STATIC STRETCHING DOES NOT DEPRESS JUMPING PERFORMANCE IN MALES OR FEMALES
Moneghan, K. D., Bemis, M. J., & Fradkin, A. J. (2010). The effects of stretching on vertical jump performance. Presentation 1706 at the 2010 Annual Meeting of the American College of Sports Medicine, Baltimore, Maryland; June 2-5.
This study examined the performance enhancing effects of stretching on vertical jump performance. Ss (M = 16; F = 18) completed a background questionnaire and their body composition was assessed (height, weight, body fat). Prior to undertaking the stretching routine, Ss performed three vertical jumps for baseline values on a Vertec machine. All Ss then performed a series of eight stretches, holding each stretch for 15 seconds and performing each stretch twice on both sides of the body.

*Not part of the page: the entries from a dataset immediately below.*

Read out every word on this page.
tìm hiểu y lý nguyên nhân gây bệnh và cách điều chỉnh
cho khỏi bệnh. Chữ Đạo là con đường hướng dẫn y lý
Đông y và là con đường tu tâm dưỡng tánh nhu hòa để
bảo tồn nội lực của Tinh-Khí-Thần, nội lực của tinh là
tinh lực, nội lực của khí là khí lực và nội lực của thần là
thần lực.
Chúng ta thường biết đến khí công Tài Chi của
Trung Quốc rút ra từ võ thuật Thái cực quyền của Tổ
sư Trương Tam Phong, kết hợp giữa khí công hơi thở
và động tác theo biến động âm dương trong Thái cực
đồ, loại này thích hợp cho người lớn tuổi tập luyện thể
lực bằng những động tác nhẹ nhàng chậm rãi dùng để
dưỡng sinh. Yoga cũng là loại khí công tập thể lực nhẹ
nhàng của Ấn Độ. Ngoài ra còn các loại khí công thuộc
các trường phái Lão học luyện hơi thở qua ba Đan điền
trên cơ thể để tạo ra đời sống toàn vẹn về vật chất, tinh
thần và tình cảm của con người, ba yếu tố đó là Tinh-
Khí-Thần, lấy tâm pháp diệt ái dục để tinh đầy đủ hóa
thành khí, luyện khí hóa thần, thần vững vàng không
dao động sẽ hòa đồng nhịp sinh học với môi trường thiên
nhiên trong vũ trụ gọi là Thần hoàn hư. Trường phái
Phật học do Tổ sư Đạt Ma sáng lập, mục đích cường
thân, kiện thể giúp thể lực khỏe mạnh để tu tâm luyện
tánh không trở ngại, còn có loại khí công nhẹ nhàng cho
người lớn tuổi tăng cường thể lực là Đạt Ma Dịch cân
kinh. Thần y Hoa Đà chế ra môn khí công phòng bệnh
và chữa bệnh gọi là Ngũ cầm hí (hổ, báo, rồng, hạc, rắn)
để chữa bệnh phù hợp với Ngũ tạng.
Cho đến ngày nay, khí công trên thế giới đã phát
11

The stretches focused on the lower body and shoulder regions as they were the areas that were to be used in the vertical jump performance. Ss then performed three more vertical jumps to determine the effect of the stretches on jump height.
The average baseline jump height for females was 35.9 cm and for males was 53.7 cm with a combined overall baseline of 44.3 cm. The maximum vertical jump after stretching for females was 36.5 cm and for males was 54.2 cm with a combined overall maximum of 44.9 cm. No significant differences were revealed.
Implication. Static stretching of 15 seconds duration did not alter performance in college-age males and females. Although that implication is not remarkable, this study did not demonstrate jumping performance depression as has been reported in other studies.